In semiconductors, China remains dependent on foreign suppliers, despite government investment worth tens of billions of dollars. China has similarly failed to break its foreign dependency in aerospace and automobiles, and its efforts to develop a yuan-based alternative to US-dollar-based finance and payment systems have yet to gain traction.
However, China’s bid for self-reliance might not only fail — it could backfire. As The Economist report also pointed out, when Chinese companies are cut off from foreign competition and expertise, their capabilities are stunted.
Despite the unfavorable economic consequences, we should expect geopolitics-driven disengagement to continue. China is certain to try to build an alternative financial infrastructure, and the US would delist Chinese firms from its stock exchanges.
The US Congress is reportedly considering legislation to restrict or prohibit US foreign direct investment abroad in several sensitive sectors, much as it does to Chinese investment in the US. Trade measures aimed at diversifying supply chains and ensuring supplies of critical inputs, such as rare earth elements, are also to be expected.
As disengagement progresses, many critical sectors — such as the Internet — are likely to split into two distinct blocs, each with its own rules and standards. The divide in digital standards, data management and usage provisions, and network equipment and telecommunications services would grow.

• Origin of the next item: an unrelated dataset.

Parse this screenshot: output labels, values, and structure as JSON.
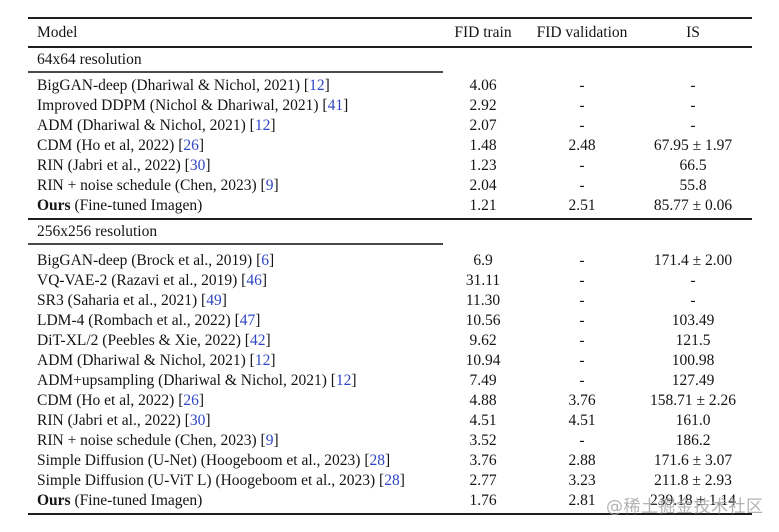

Market-access restrictions and new approval and licensing requirements would proliferate.
These changes would come when China is already grappling with several serious challenges, including unfavorable demographics, a weak property market, an over-extended banking sector, stalled productivity, politicized governance, and the consequences of its “zero COVID” policy. China’s economic “miracle” seems to be well past its peak. Annual economic growth could well drop to 2-3 percent in the coming years, meaning that the official goal of doubling per capita income and GDP between 2020 and 2035 cannot be realized.
This slowdown could have far-reaching consequences. For starters, China’s ability to compete with the US would be compromised. China’s economy might never overtake the US’, especially if the yuan’s value falls by 20-25 percent over the next few years.
Moreover, prices for commodities — especially those that are key to China’s housing and construction sector — would decline. While the higher costs of newer, more regional supply chains should generate inflationary pressures, weaker Chinese demand and a cheaper yuan could reduce them.
Foreign investment flows into China would decline, with funding increasingly allocated to other Asian countries or emerging markets.
While China would not become “uninvestable” (as long as military conflict does not break out), international investors are likely to keep their China portfolios underweight. Although the yuan is likely to enjoy a status on par with the Japanese yen, the British pound and the Canadian dollar, it cannot come close to displacing the US dollar.
Chinese President Xi Jinping (習近平) has staked his government’s legitimacy on China’s continued prosperity, but that is becoming increasingly difficult to deliver — and disengagement is an important reason.
George Magnus is a research associate at the University of Oxford’s China Centre and SOAS University of London.